Harga ikan asin bisa lebih tinggi dari daging sapi. Begitulah celoteh ibu rumahtangga.
Ikan asin jambal roti, teri putih (teri nasi) dan teri medan, sepat tanpa
kepala dan gabus asin memang selalu di atas harga daging sapi. Kalau rata-rata
daging sapi kualitas baik sekitar Rp 35.000,- per kg, maka harga ikan-ikan asin
tersebut selalu di atas Rp 35.000,- di tingkat konsumen (rata-rata per ons Rp
4.000, sd. 6.000,-). Salah satu ikan mahal tersebut adalah gabus. Ikan ini
disukai masyarakat karena citarasa dagingnya yang lezat dan sangat khas.
Durinya sedikit dan mengumpul. Selain itu, ikan asin gabus relatif bersih
karena sebelum diasin sudah dibelah serta dibersihkan sisik, insang serta isi
perutnya. Mahalnya harga ikan asin ini tentu saja tak terlepas dari hukum
pasar. Permintaan lebih tinggi dari pasokan. Selama ini ikan gabus memang belum
bisa dibudidayakan (dalam arti dipijahkan = dibenihkan). Beda dengan ikan air
tawar lainnya seperti mas, nila, lele dan gurame yang sudah bisa dipijahkan
massal, baik secara alamiah (nila, gurame) maupun buatan (mas, lele). Jadi
budidaya gabus (dalam arti pembesaran), selama ini masih harus mengandalkan
benih tangkapan dari alam. Terutama dari rawa-rawa serta waduk. Salah satu
penghasil gabus yang terkenal adalah waduk Cacaban di dekat Slawi, Kab. Tegal,
Jawa Tengah. Hampir seluruh hasil ikan gabus dari Cacaban dibuat ikan asin.

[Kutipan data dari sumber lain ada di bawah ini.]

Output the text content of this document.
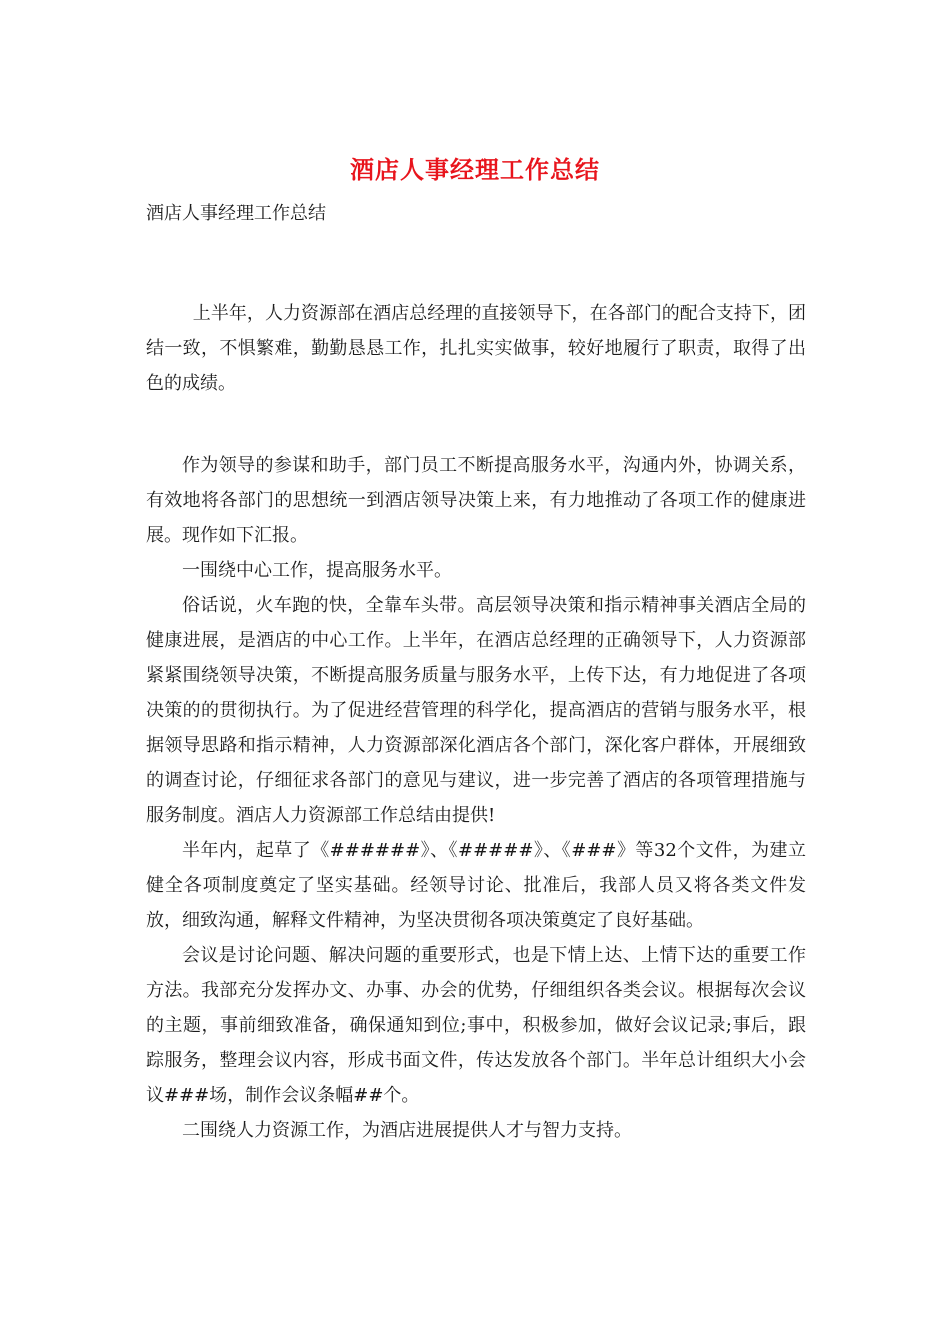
酒店人事经理工作总结
酒店人事经理工作总结

上半年，人力资源部在酒店总经理的直接领导下，在各部门的配合支持下，团结一致，不惧繁难，勤勤恳恳工作，扎扎实实做事，较好地履行了职责，取得了出色的成绩。

作为领导的参谋和助手，部门员工不断提高服务水平，沟通内外，协调关系，有效地将各部门的思想统一到酒店领导决策上来，有力地推动了各项工作的健康进展。现作如下汇报。

一围绕中心工作，提高服务水平。

俗话说，火车跑的快，全靠车头带。高层领导决策和指示精神事关酒店全局的健康进展，是酒店的中心工作。上半年，在酒店总经理的正确领导下，人力资源部紧紧围绕领导决策，不断提高服务质量与服务水平，上传下达，有力地促进了各项决策的的贯彻执行。为了促进经营管理的科学化，提高酒店的营销与服务水平，根据领导思路和指示精神，人力资源部深化酒店各个部门，深化客户群体，开展细致的调查讨论，仔细征求各部门的意见与建议，进一步完善了酒店的各项管理措施与服务制度。酒店人力资源部工作总结由提供!

半年内，起草了《######》、《#####》、《###》等32个文件，为建立健全各项制度奠定了坚实基础。经领导讨论、批准后，我部人员又将各类文件发放，细致沟通，解释文件精神，为坚决贯彻各项决策奠定了良好基础。

会议是讨论问题、解决问题的重要形式，也是下情上达、上情下达的重要工作方法。我部充分发挥办文、办事、办会的优势，仔细组织各类会议。根据每次会议的主题，事前细致准备，确保通知到位;事中，积极参加，做好会议记录;事后，跟踪服务，整理会议内容，形成书面文件，传达发放各个部门。半年总计组织大小会议###场，制作会议条幅##个。

二围绕人力资源工作，为酒店进展提供人才与智力支持。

Ikan asin jambal roti, memang lebih terkenal dibanding gabus. Namun saat
ini sudah banyak konsumen yang mengetahui, bahwa ikan asin ini proses
produksinya sering tidak higienis. Sebenarnya proses produksi ikan asin yang
benar adalah dengan "memeramnya" dalam kristal garam. Baik jambal
roti maupun maupun gabus selalu dibelah terlebih dahulu, dibuang insang serta
isi perutnya, baru kemudian ditata dalam wadah penggaraman. Mula-mula ke dalam
wadah tersebut (biasanya drum plastik), ditaruh lapisan garam, baru kemudian
ikan, garam lagi, ikan lagi dan seterusnya. Bagian bawah wadah diberi lubang
untuk mengalirkan cairan ikan. Karena sifat garam yang higroskopis (menyerap
air), maka cairan daging ikan itu akan diserap keluar oleh garam. Selanjutnya,
cairan yang sebelumnya mengisi jaringan daging ikan, akan tergantikan oleh
garam. Cairan ikan yang dikeluarkan garam itu akan menetes melalui lubang di
bagian bawah wadah. Setelah cairan tidak menetes, wadah harus dikontrol. Apakah
garamnya masih ada atau sudah habis. Kalau garamnya masih ada, berarti seluruh
cairan ikan sudah terkeluarkan. Tetapi kalau garamnya habis, ada kemungkinan
cairan ikan masih tersisa dan belum seluruhnya terserap oleh garam. Untuk itu,
tumpukan ikan harus dibongkar dan diberi garam lagi seperti semula. Demikian
dilakukan sampai cairan tidak lagi menetes, tetapi garam masih ada. Kondisi ini
menunjukkan bahwa seluruh air dalam jaringan tubuh ikan sudah tergantikan oleh
garam. Selanjutnya, dilakukan penjemuran.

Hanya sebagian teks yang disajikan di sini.